Studies show the direct connection between course access and student completion
Enrolling in a full load of courses right out of the gate is key to improving student success according to a recent study at the University System of Georgia. 54% of students who take 15 or more credit hours in their first term at a state university graduate within 6 years compared to 43% of students who enrolled in 12-14 credit hours.
The same study showed completion rates continued to decline as student credit hours decreased. Students who were enrolled in 7-11 credit hours had just a 22% graduation rate, and those enrolled in six or less credit hours had a 13% graduation rate. Studies done in other states have shown similar results.
Course accessibility and other external factors prevent students from taking the courses they need
Course accessibility as well as other external factors prevent students from taking the courses they need. Historically, it was assumed that students were singularly devoted to their studies and most would attend college and transfer without much issue according to Donna McDaniel, vice president of instruction at Texarkana College. Now, students face a variety of unique challenges outside of the institution that are compounded by often difficult to navigate systems inside of it.
Advice from friends and family can mislead students to “ease into” their college career by not taking a full load. In other cases, financial aid requirements may mislead students to believe that 12 credit hours — the course load required for financial aid approval — is adequate.
Additionally, work outside of school can pose challenges for students. “Students who work a full-time job during the school year are half as likely to graduate with a Bachelor’s degree…Every additional hour of work beyond 12 hours a week reduces graduation rates,” says education expert Mark Kantrowitz.

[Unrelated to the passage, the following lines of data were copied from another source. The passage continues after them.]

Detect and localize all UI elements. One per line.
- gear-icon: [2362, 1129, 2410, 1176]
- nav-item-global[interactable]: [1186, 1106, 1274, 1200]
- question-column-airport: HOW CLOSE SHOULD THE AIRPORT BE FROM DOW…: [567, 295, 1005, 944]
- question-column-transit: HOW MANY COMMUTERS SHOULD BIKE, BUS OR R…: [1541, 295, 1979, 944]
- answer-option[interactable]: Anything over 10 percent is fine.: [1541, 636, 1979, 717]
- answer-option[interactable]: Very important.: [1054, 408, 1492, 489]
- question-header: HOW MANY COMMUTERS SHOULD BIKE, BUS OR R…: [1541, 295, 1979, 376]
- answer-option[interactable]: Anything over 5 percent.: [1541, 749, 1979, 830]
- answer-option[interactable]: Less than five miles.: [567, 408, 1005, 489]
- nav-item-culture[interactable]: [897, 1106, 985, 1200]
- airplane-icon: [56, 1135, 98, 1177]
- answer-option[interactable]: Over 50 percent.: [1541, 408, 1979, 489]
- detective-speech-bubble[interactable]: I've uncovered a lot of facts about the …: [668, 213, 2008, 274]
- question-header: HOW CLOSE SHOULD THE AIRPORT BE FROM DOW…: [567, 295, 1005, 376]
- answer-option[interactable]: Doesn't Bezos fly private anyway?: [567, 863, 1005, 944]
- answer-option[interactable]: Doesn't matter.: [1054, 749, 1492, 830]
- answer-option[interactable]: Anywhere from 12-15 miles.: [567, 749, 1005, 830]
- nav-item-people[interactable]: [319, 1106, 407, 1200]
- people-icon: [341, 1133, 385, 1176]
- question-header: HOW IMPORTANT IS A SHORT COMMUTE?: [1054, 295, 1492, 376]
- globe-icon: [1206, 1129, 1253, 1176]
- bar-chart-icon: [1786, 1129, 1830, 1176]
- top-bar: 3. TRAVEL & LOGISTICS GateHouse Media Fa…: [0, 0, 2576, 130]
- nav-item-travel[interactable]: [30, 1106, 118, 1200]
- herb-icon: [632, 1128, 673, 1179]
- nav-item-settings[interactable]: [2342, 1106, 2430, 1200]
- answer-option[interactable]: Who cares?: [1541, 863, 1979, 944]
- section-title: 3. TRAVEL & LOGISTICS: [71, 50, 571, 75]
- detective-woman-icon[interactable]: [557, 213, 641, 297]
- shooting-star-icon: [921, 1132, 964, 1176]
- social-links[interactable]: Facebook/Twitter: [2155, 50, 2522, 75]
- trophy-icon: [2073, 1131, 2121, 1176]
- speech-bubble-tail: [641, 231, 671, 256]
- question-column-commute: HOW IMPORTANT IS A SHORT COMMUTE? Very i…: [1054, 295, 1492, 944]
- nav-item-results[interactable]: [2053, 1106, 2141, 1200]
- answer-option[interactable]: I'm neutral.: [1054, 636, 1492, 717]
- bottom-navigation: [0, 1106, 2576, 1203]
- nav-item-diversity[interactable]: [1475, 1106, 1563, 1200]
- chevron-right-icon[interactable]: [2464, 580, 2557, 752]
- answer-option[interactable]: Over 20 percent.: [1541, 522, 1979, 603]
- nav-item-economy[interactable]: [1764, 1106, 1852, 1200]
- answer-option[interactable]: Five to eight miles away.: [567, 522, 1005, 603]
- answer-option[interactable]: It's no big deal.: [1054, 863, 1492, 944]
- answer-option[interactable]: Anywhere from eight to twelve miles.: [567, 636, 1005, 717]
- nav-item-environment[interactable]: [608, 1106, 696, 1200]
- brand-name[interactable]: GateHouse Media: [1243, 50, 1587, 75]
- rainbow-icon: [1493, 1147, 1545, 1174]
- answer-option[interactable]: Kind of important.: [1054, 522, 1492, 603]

Consequently, institutions need to consider how external factors impact students’ ability to take the courses they need. “Increasingly [advisors are] having to approach students with more open-ended questions, recognizing that there’s a broader array of issues that may be impacting [them]” observed Tina Nazerian, Postdoctoral Research Associate at the Community College Research Center.
Consider how course scheduling practices at your institution directly impact course access
Course schedules are often built without student needs put at the forefront, instead putting faculty preferences and convenience first. In a study done by AACRAO on course scheduling, institutions described their own scheduling practices as “medieval.” Faculty availability was almost unanimously rated by study participants as the most important factor in scheduling, with data from student plans of study coming in last.
However, students should not be forced to choose between required prerequisites offered at the same time, nor should students have to delay their studies due to courses offered at inconvenient times.
“Often students are not able to take the full schedule they might take because of the way we create the schedule,” says Dr. Tristan Denley, the Chief Academic Officer at University System of Georgia.